After publishing a paper that called earlier research documenting climate change a “misdiagnosis,” the editor of science journal Remote Sensing resigned, describing the paper as "fundamentally flawed."
BBC
The senior scientist on the Remote Sensing paper, Roy Spencer, is one of the University of Alabama team that collates the definitive temperature record of the Earth as measured from satellites (with a bit of help from weather balloons). This is an important scientific resource. However, Dr. Spencer has raised eyebrows several times in scientific circles with papers that questioned the reality of modern-day greenhouse warming. This latest paper fits the pattern. Dr. Spencer is also affiliated with a Christian group, the Cornwall Alliance, whose avowed position is that human activities are not changing and cannot change the climate.
Hot topic:
Without having done a numerical analysis, it certainly seems that there are more accusations of scientific misconduct within climate science at the moment than there are in other areas of scientific research. These allegations of scientific misconduct also include libel suits, demands for funding records, and much more.
The God particle:
In following these issues, I am learning about the links between economic libertarianism and the religious right in the United States and how that relates to discourse on climate change and wider environmental issues.
Retraction Watch
I’m not sure there are more calls for retractions in the climate science journals than in other journals. In fact, there might be fewer because there are fewer of those journals. However, the climate science retractions are much more politicized. Critics of climate science, in particular, seize on retractions as evidence of either fraud or ill will on the part of scientists who publish research that supports theories of anthropogenic global warming.
Resignation without retraction?
I was surprised that there was no retraction of the paper in question. Why would you resign as opposed to retract if you felt the paper was, as Wagner called it, fundamentally flawed? It's the first case I can recall of an editor resigning because of a flawed paper that wasn't retracted.
Problematic peers:
In his resignation letter, Wolfgang Wagner said he felt forced to resign because the review process at his journal — which, by implication, he shepherds — failed the scientific community.
The Guardian UK
The paper in question purported to show how the Earth's atmosphere is more efficient at releasing energy into space than is programmed into the computer models used to forecast climate change.
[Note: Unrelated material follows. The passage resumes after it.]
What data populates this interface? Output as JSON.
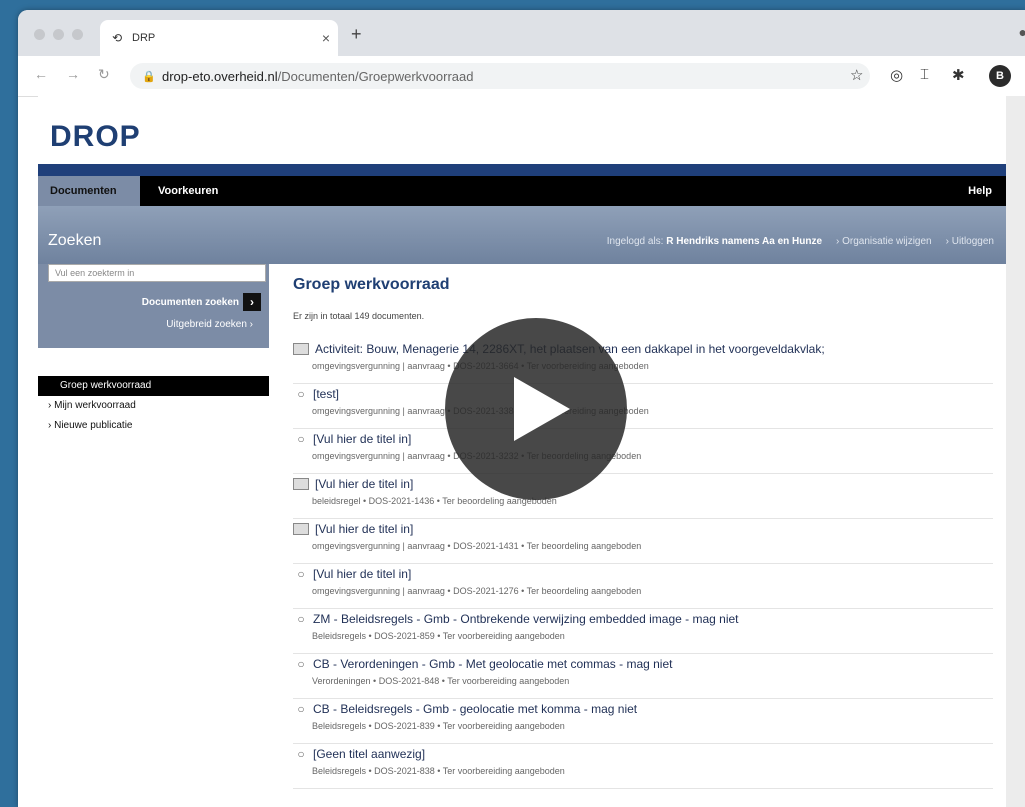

It generated headlines such as "New NASA Data Blow Gaping Hole In Global Warming Alarmism" on the Forbes magazine website and "Does NASA Data Show Global Warming Lost in Space?" on Foxnews.com. Both stories attracted considerable attention online, resulting in the paper being downloaded 56,000 times in one month.
Same old debate:
This story got attention because it involved climate scientists versus skeptics. It was predictable how much the story would be amplified in the climate debate echo chamber online.
Where's the fire?
It is highly unusual for a journal editor to resign like this in any field. The tone of the resignation letter was also pretty startling. In it, Wagner said he would like to "personally protest against how the authors and like-minded climate skeptics have much exaggerated the paper's conclusions in public statements."